Carvalho, difícil saber, até para separar quem foi morto pela Minustah ou por conflitos entre gangues. Mas seria legal saber essa estatística. O livro A República Negra, escrito por um repórter que conviveu com as tropas por lá, fala dos confrontos com gangues e com membros do antigo exército Haitiano, que foi dissolvido.

Lembrando que nem só de brasileiros era feita a Minustah. O livro comenta que os militares Jordanianos tinham fama de sentar o dedo com facilidade. Inclusive que fizeram o uso de munição 20mm várias vezes.

Carvalho
Carvalho
6 anos atrás

Renato,

A dica do livro é boa….vou procurar

Tallguiese
Tallguiese
6 anos atrás

Pegunta: As forças armadas do Haiti serão renovadas ou reequipadas? O Brasil poderia colaborar com o reequipamento deles? Novas doutrinas, A-29, blindados cascaveis ou urutus usados, peças de artilharia e etc? Ou não?

Delfim Sobreira
Delfim Sobreira
6 anos atrás

Dá idéia não. Corremos o risco de tomar calote. Já basta calote de Venezuela e de Cuba.

Drone
Drone
6 anos atrás

Tallguiese, seria ótimo ajudarmos a restruturação do exercito haitiano, mas quando você lê, que a fab não consegue abastecer nossas tropas na fonteira, ve que isso é improvável, e irresponsável.

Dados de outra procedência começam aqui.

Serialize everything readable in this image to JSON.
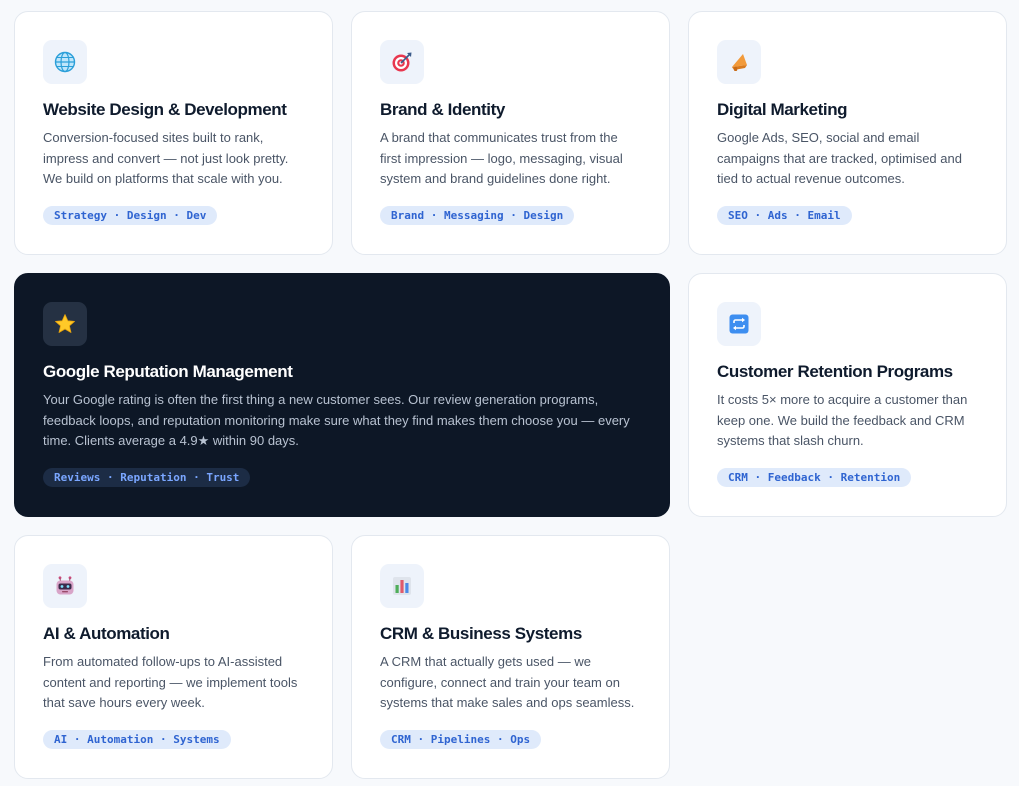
{
  "services": [
    {
      "id": "web",
      "icon": "globe-icon",
      "title": "Website Design & Development",
      "description": "Conversion-focused sites built to rank, impress and convert — not just look pretty. We build on platforms that scale with you.",
      "tags": "Strategy · Design · Dev"
    },
    {
      "id": "brand",
      "icon": "target-icon",
      "title": "Brand & Identity",
      "description": "A brand that communicates trust from the first impression — logo, messaging, visual system and brand guidelines done right.",
      "tags": "Brand · Messaging · Design"
    },
    {
      "id": "marketing",
      "icon": "megaphone-icon",
      "title": "Digital Marketing",
      "description": "Google Ads, SEO, social and email campaigns that are tracked, optimised and tied to actual revenue outcomes.",
      "tags": "SEO · Ads · Email"
    },
    {
      "id": "reputation",
      "icon": "star-icon",
      "title": "Google Reputation Management",
      "description": "Your Google rating is often the first thing a new customer sees. Our review generation programs, feedback loops, and reputation monitoring make sure what they find makes them choose you — every time. Clients average a 4.9★ within 90 days.",
      "tags": "Reviews · Reputation · Trust",
      "featured": true
    },
    {
      "id": "retention",
      "icon": "repeat-icon",
      "title": "Customer Retention Programs",
      "description": "It costs 5× more to acquire a customer than keep one. We build the feedback and CRM systems that slash churn.",
      "tags": "CRM · Feedback · Retention"
    },
    {
      "id": "ai",
      "icon": "robot-icon",
      "title": "AI & Automation",
      "description": "From automated follow-ups to AI-assisted content and reporting — we implement tools that save hours every week.",
      "tags": "AI · Automation · Systems"
    },
    {
      "id": "crm",
      "icon": "bar-chart-icon",
      "title": "CRM & Business Systems",
      "description": "A CRM that actually gets used — we configure, connect and train your team on systems that make sales and ops seamless.",
      "tags": "CRM · Pipelines · Ops"
    }
  ],
  "colors": {
    "page_background": "#f7f9fc",
    "card_background": "#ffffff",
    "featured_background": "#0d1726",
    "tag_background": "#dfeafb",
    "tag_text": "#2f64d1",
    "title_text": "#0f1b2d"
  }
}
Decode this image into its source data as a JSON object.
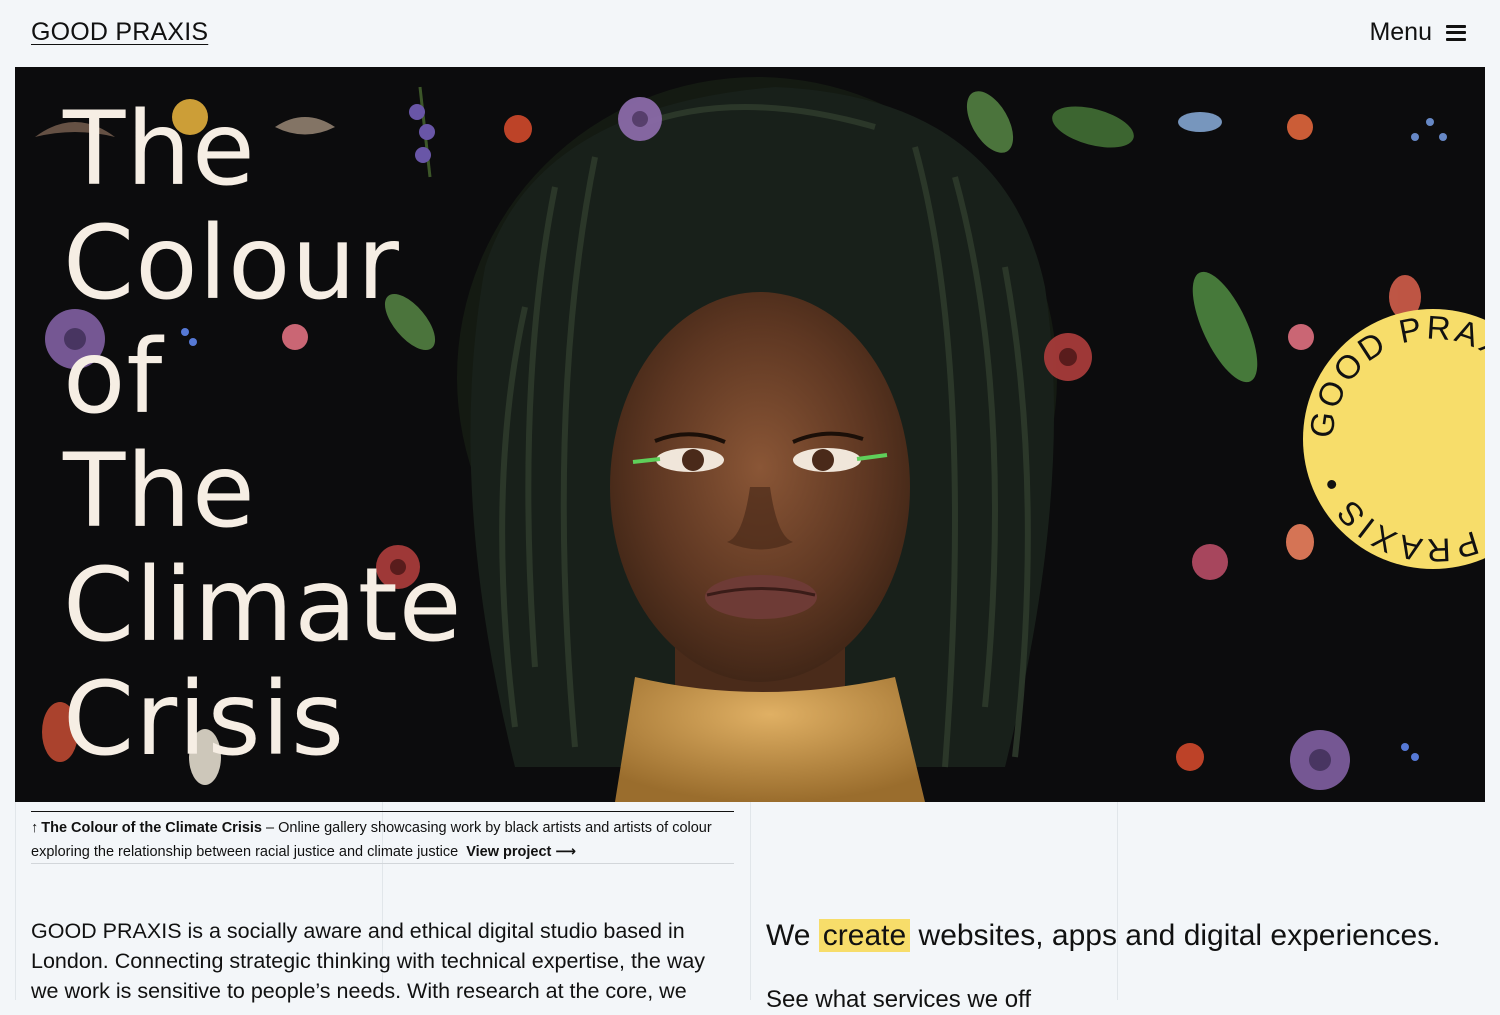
{
  "header": {
    "logo": "GOOD PRAXIS",
    "menu_label": "Menu"
  },
  "hero": {
    "title_lines": [
      "The",
      "Colour",
      "of",
      "The",
      "Climate",
      "Crisis"
    ],
    "badge_text": "GOOD PRAXIS • GOOD PRAXIS • "
  },
  "caption": {
    "arrow": "↑",
    "project_name": "The Colour of the Climate Crisis",
    "description": " – Online gallery showcasing work by black artists and artists of colour exploring the relationship between racial justice and climate justice",
    "link_label": "View project ⟶"
  },
  "intro": {
    "text": "GOOD PRAXIS is a socially aware and ethical digital studio based in London. Connecting strategic thinking with technical expertise, the way we work is sensitive to people’s needs. With research at the core, we"
  },
  "tagline": {
    "before": "We ",
    "highlight": "create",
    "after": " websites, apps and digital experiences."
  },
  "subtext": "See what services we off",
  "colors": {
    "background": "#f3f6f9",
    "hero_background": "#0c0c0d",
    "accent_yellow": "#f7dd6a",
    "title_cream": "#f6eee4"
  },
  "icons": {
    "menu": "hamburger-icon",
    "caption_arrow": "arrow-up-icon"
  }
}
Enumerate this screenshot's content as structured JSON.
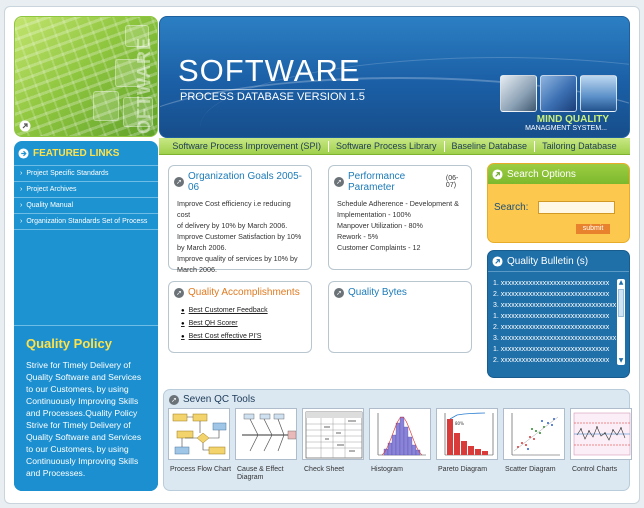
{
  "header": {
    "logo_vertical_text": "SOFTWARE",
    "title": "SOFTWARE",
    "subtitle": "PROCESS DATABASE VERSION 1.5",
    "brand_line1": "MIND QUALITY",
    "brand_line2": "MANAGMENT SYSTEM..."
  },
  "nav": {
    "items": [
      {
        "label": "Software Process Improvement (SPI)"
      },
      {
        "label": "Software Process Library"
      },
      {
        "label": "Baseline Database"
      },
      {
        "label": "Tailoring Database"
      }
    ]
  },
  "sidebar": {
    "featured_title": "FEATURED LINKS",
    "links": [
      {
        "label": "Project Specific Standards"
      },
      {
        "label": "Project Archives"
      },
      {
        "label": "Quality Manual"
      },
      {
        "label": "Organization Standards Set of Process"
      }
    ],
    "bullet": "›",
    "policy_title": "Quality Policy",
    "policy_text": "Strive for Timely Delivery of Quality Software and Services to our Customers, by using Continuously Improving Skills and Processes.Quality Policy Strive for Timely Delivery of Quality Software and Services to our Customers, by using Continuously Improving Skills and Processes."
  },
  "goals": {
    "title": "Organization Goals 2005-06",
    "lines": [
      "Improve Cost efficiency i.e reducing cost",
      "of delivery by 10% by March 2006.",
      "Improve Customer Satisfaction by 10%",
      "by March 2006.",
      "Improve quality of services by 10% by",
      "March 2006."
    ]
  },
  "performance": {
    "title": "Performance Parameter",
    "period": "(06-07)",
    "lines": [
      "Schedule Adherence - Development &",
      "Implementation - 100%",
      "Manpover Utilization - 80%",
      "Rework - 5%",
      "Customer Complaints - 12"
    ]
  },
  "accomplishments": {
    "title": "Quality Accomplishments",
    "items": [
      {
        "label": "Best Customer Feedback"
      },
      {
        "label": "Best QH Scorer"
      },
      {
        "label": "Best Cost effective PI'S"
      }
    ]
  },
  "bytes": {
    "title": "Quality Bytes"
  },
  "search": {
    "title": "Search Options",
    "label": "Search:",
    "value": "",
    "submit": "submit"
  },
  "bulletin": {
    "title": "Quality Bulletin (s)",
    "lines": [
      "1. xxxxxxxxxxxxxxxxxxxxxxxxxxxxxxx",
      "2. xxxxxxxxxxxxxxxxxxxxxxxxxxxxxxx",
      "3. xxxxxxxxxxxxxxxxxxxxxxxxxxxxxxxxx",
      "1. xxxxxxxxxxxxxxxxxxxxxxxxxxxxxxx",
      "2. xxxxxxxxxxxxxxxxxxxxxxxxxxxxxxx",
      "3. xxxxxxxxxxxxxxxxxxxxxxxxxxxxxxxxx",
      "1. xxxxxxxxxxxxxxxxxxxxxxxxxxxxxxx",
      "2. xxxxxxxxxxxxxxxxxxxxxxxxxxxxxxx"
    ]
  },
  "qc": {
    "title": "Seven QC Tools",
    "tools": [
      {
        "label": "Process Flow Chart"
      },
      {
        "label": "Cause & Effect Diagram"
      },
      {
        "label": "Check Sheet"
      },
      {
        "label": "Histogram"
      },
      {
        "label": "Pareto Diagram"
      },
      {
        "label": "Scatter Diagram"
      },
      {
        "label": "Control Charts"
      }
    ]
  },
  "colors": {
    "banner_blue": "#1b5fa6",
    "green": "#8fc63f",
    "sidebar_blue": "#1d93d1",
    "yellow_title": "#ffe24a",
    "orange": "#e07a1f",
    "search_bg": "#fcc94e"
  },
  "icons": [
    "arrow-circle-icon",
    "search-icon",
    "scroll-up-icon",
    "scroll-down-icon"
  ]
}
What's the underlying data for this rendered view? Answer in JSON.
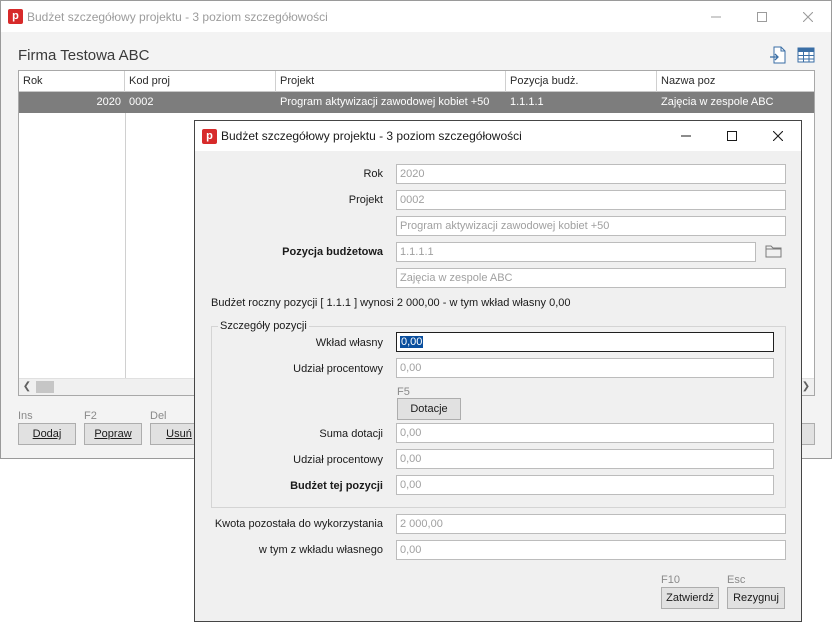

Ronaldo de souza gonçalves
Ronaldo de souza gonçalves
6 anos atrás

O Brasil está de parabéns,pois foi graças a sua intervenção principalmente humanitária que o Haiti teve um socorro,pois a fome lá era brutal.O Pais tem que ser reconstruído e uma ajuda para montar seu exercito ,força aérea,e marinha e policia militar seria bem vinda,inclusive com alguma doação militar,mas principalmente na organização e doutrina.Não creio que o Haiti tenha condição de comprar nada,eles tem que reconstruir o pais,e pelo que sei tem um caminho muito longo pela frente.